Senate Democrats pushed through a vote approving a $1.9 trillion economic recovery plan over rabid Republican opposition, sending the measure back to the House for final approval before President Joe Biden signs it.
The centerpiece of Biden's economic recovery package will extend unemployment benefits through the summer as well as distribute $1,400 checks to individuals making less than $75,000, and couples making less than $150,000.
It also would provide substantial assistance to local and state governments who were largely left to their own devices by the Trump administration to organize, administer and pay for the distribution of COVID-19 vaccines.
Senate Majority Leader Chuck Schumer (D-N.Y.) said the measure was "perhaps the most significant bill to help the poor and working people in decades."
Biden said after the passage that "when we took office 45 days ago, I promised the American people that help was on the way. Today I can say we've taken one more giant step forward on delivering on that promise."
The bill was approved by a 50-49 vote. One Republican senator was absent, attending a relative's funeral. Passage of the measure was held up for hours by a dispute over how long to extend unemployment benefits and how much they should be.

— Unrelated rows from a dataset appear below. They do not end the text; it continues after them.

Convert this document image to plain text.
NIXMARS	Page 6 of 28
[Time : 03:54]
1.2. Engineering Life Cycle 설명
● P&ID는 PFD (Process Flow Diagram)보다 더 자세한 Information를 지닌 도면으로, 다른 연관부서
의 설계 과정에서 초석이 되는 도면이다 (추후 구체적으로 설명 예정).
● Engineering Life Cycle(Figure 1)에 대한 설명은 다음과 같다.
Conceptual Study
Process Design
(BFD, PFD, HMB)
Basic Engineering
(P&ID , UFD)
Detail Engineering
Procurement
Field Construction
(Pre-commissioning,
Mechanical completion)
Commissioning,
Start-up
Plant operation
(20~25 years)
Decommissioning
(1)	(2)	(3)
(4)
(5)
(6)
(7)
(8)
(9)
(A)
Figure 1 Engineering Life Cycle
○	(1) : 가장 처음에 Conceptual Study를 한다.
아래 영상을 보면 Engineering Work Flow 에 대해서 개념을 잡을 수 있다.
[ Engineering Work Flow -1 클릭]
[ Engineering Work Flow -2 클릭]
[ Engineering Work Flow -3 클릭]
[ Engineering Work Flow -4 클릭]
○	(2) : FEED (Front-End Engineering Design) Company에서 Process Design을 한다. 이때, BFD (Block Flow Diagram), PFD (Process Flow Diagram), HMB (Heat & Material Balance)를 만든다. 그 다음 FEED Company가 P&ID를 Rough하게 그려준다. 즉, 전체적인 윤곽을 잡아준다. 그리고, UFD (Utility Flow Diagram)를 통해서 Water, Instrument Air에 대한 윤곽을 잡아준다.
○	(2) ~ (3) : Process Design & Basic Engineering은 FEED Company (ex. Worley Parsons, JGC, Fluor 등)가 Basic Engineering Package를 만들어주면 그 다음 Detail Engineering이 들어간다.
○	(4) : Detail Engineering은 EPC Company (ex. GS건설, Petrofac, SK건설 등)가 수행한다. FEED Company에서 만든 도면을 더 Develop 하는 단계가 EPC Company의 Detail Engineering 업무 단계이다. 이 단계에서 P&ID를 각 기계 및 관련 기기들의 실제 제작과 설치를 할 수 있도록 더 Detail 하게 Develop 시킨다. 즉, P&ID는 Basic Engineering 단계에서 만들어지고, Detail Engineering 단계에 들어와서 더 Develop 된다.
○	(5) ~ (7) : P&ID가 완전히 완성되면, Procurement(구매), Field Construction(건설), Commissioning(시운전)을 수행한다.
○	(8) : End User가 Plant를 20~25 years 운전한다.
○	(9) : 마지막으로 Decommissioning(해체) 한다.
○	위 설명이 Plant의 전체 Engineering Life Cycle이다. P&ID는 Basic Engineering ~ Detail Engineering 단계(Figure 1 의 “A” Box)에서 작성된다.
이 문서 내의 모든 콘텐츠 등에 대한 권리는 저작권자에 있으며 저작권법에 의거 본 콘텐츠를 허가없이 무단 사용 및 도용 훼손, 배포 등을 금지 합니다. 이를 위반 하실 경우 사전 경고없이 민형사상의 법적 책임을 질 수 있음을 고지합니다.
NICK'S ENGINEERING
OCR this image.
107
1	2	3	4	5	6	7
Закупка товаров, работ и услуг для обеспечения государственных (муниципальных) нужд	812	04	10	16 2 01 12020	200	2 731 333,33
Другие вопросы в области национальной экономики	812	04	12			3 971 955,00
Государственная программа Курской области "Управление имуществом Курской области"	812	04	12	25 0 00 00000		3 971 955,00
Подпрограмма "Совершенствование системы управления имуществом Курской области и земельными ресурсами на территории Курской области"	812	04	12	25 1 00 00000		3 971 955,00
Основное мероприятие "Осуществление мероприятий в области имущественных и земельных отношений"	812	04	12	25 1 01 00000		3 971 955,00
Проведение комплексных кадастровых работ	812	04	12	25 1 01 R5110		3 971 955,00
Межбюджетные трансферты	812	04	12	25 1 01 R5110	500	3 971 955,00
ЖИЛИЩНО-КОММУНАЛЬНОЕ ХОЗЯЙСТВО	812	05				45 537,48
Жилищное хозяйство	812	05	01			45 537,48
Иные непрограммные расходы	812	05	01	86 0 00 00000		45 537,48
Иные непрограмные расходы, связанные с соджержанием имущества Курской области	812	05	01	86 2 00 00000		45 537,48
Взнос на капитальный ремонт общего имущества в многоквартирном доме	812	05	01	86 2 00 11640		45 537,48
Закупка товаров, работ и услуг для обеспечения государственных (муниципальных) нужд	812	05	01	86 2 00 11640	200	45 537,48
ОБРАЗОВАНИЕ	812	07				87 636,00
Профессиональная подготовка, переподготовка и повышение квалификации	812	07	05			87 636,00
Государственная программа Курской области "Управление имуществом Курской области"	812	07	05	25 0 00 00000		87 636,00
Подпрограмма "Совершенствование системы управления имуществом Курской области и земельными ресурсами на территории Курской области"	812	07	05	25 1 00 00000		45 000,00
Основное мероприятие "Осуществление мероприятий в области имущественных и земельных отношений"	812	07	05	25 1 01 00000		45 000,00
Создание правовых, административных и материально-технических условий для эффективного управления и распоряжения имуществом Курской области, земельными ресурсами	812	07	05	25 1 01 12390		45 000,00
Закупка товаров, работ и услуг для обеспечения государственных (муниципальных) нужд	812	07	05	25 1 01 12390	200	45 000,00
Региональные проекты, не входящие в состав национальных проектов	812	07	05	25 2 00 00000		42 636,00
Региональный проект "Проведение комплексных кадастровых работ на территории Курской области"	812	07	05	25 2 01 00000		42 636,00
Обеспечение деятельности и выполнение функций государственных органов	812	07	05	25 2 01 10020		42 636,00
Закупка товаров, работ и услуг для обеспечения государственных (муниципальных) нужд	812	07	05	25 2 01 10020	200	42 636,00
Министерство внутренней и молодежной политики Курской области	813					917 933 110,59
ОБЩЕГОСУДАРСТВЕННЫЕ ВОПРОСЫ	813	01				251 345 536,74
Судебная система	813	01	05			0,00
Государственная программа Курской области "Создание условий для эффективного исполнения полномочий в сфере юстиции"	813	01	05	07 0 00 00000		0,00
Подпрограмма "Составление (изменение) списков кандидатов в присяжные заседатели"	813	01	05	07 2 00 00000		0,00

Sen. Joe Manchin III (D-W.Va.), who opposed the higher unemployment payments originally proposed, signaled support late Friday for $300 a week payments through the summer and tax relief on the first $10,000 in payments.
“The president has made it clear we will have enough vaccines for every American by the end of May, and I am confident the economic recovery will follow,” Manchin said in a statement. “We have reached a compromise that enables the economy to rebound quickly while also protecting those receiving unemployment benefits” from being hit with unexpected tax bills.
Attempts earlier by Sen. Bernie Sanders (I-Vt.) to include a $15 minimum wage in the bill failed.
Republicans, did everything they could to delay and disrupt the measure, with one insisting that the entire piece of legislation, more than 600 pages, be read aloud into the record by Senate clerks - that took place Thursday evening. Republicans also introduced scores of amendments overnight. Even though none of them stood a chance of passing, each one required a time-consuming roll-call vote.
The bill will now go back to the House of Representatives for their approval of changes made by the Senate, before heading to the White House for Biden’s signature.